So much being written today about UK food and trade, so time for the thread. In short, factually:

- reasonable for the US to want us to accept their food
- reasonable (& broadly WTO compliant) for us to set conditions
- the lack of evidence, plus distractions, is troubling 1/
Start with the reason we're having a food and trade debate, easy to forget when distractions are thrown in around protectionism and developing countries. The US want as a price for a trade deal a guarantee their food can be sold in the UK (i.e. repeal any current bans). 2/
The US are behaving in trade talks just like the EU. As the bigger player, an insistence on their rules. A sign of our debased UK debate is that few make this equivalence, or indeed ask why the UK doesn't do similar to smaller countries? 3/
So, easy question for the UK (though not an easy answer). Is it worth changing our food standards to get a US trade deal. Again, this is the question we should be debating in the first instance, not being distracted. And the UK public have views... 4/ https://twitter.com/sophgaston/status/1315589230488432641
The food and trade debate in the UK gets weird when it comes to impact. Because there's no comprehensive assessment. Does it really mean cheaper food, or will it put farmers out of business, or threaten environmental degradation? We don't know. 5/
Instead of evidence, proponents of a US trade deal tend to say restrictions on food imports will be protectionist, hit developing countries, and are against WTO rules. All are frankly dubious. 6/ https://twitter.com/CapX/status/1315565440513515522
Half of trade twitter has spent the last five days debating the extent to which restrictions on imports based on production methods are WTO compliant. Good to keep them busy. On balance, yes, the UK can have rules on imports. 7/ https://twitter.com/DavidKleimann/status/1314428004152627202
So, the UK can if we want put in place rules on what food we import beyond what is safe. They have to be well designed. And not probably if we also want a US trade deal. But issues like animal welfare, antibiotics, climate change could be covered.

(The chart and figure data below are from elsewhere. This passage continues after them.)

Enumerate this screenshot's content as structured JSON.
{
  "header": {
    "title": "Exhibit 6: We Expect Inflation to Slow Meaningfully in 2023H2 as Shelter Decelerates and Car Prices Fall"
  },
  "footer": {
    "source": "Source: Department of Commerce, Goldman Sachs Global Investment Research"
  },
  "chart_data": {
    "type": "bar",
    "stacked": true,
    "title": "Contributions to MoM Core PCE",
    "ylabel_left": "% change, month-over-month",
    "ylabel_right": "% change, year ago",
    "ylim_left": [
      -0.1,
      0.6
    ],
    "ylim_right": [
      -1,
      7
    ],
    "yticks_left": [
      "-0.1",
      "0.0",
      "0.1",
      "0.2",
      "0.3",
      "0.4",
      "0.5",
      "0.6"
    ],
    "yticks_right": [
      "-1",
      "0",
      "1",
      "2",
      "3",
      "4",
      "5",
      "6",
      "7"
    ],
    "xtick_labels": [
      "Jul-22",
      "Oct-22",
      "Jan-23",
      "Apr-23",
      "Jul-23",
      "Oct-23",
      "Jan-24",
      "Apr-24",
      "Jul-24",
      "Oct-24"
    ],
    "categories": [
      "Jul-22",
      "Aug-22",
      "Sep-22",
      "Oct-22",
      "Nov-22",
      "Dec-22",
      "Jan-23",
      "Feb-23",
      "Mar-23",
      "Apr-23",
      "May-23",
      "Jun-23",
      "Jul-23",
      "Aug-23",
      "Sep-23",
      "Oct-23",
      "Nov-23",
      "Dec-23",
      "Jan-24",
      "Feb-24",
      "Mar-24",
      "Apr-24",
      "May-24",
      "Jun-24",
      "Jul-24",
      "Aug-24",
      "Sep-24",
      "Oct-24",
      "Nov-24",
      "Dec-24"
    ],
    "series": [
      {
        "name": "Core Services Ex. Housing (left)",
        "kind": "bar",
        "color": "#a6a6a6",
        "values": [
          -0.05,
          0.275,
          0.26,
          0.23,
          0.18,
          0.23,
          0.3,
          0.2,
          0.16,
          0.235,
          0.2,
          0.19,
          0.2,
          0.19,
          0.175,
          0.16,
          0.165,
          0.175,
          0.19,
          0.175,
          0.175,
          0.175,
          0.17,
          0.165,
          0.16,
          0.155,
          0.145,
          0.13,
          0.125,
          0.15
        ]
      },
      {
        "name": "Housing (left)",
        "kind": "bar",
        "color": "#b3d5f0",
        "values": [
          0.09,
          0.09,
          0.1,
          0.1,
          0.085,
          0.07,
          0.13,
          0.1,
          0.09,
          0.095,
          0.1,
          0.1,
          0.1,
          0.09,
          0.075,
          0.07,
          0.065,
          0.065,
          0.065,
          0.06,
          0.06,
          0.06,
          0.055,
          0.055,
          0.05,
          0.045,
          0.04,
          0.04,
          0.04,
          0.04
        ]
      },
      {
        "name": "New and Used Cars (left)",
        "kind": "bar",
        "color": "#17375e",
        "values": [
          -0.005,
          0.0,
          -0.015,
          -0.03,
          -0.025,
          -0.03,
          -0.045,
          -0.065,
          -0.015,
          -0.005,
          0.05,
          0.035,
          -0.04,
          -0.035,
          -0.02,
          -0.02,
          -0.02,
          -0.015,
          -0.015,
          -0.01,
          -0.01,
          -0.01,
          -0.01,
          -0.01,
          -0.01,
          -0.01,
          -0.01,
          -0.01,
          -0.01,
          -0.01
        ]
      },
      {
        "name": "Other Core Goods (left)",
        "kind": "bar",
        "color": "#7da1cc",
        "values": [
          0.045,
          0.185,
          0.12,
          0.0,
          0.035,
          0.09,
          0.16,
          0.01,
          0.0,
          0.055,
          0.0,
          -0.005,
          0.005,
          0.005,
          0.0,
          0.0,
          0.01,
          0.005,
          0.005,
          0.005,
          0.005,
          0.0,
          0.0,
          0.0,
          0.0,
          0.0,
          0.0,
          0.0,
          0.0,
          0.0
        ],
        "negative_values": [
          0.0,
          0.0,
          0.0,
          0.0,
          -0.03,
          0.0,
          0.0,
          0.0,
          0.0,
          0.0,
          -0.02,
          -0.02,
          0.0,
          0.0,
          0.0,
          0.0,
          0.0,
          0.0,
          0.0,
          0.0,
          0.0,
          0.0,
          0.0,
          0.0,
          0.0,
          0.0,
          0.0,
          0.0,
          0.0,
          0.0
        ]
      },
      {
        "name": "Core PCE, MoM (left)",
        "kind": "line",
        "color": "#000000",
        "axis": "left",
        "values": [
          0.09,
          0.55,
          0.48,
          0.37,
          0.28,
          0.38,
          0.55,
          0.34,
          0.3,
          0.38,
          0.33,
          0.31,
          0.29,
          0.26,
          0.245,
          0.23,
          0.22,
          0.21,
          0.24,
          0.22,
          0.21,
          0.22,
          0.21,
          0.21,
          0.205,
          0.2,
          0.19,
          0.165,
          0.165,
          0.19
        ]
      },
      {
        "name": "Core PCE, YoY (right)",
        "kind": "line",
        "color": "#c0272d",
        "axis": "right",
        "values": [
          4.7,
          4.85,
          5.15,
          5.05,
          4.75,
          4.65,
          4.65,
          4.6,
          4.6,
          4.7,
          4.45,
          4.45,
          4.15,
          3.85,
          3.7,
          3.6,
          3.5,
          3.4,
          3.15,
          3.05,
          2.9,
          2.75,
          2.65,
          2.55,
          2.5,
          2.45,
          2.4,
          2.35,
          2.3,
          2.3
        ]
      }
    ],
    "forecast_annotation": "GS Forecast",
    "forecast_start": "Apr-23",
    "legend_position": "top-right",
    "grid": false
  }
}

But at what cost? 8/
So is putting in place rules on imports protectionist and hitting developing countries worst? Given all countries have extensive regulations on everything, the idea that such rules are by nature protectionist seems wrong. But they should be designed to minimise trade impact. 9/
Developing countries? Well for a start we should be aware that doing trade deals with developed country agriculture exporters is bad for developing countries, who lose the advantage of having zero tariffs. So not a great argument for a US trade deal. 10/
Developing countries already have to meet many rules and regulations to export, so a lot will depend on how any new ones are implemented, but in general it should be noted that exporters often produce to high standards (and in many cases are multinational owned). 11/
So back to the UK. The choice as it turns out is ours. If we care enough about animal welfare, over-use of antibiotics, have concerns about some treatments, we can set rules. If we don't care that much, we could let others like the US set our rules. 12/
The obvious answer was and still is to set up a proper body to examine trade and food - and the Trade and Agriculture Commission is due to report in January but needs more time and wider membership. It attracted a shadow body who have reported today... https://www.sustainweb.org/resources/files/reports/FBSC_Maintaining_UK_food_standards_embargo_12-10-20.pdf 13/
In the event of a Biden win we probably have more time, as it would then be hard to see a UK-US trade deal for a couple of years. If Trump wins, it seems the US is already threatening that we must accept their food. So immediate problems. 15/
Most of all to set UK trade policy, in particular on food, we need more facts and less hiding and diversion. We have the power now as the UK to set our own food rules. If we want to give that away again, to who, wy, and with what impact. We still don't know. 16/ end
PS Challenge 1 - I'm confusing food safety and production standards. Guilty, and deliberately so. Let's talk about the fullest range of regulations relating to food, and often the two are linked (e.g. because of over-use of antibiotics). WTO laws differ, but both can feature.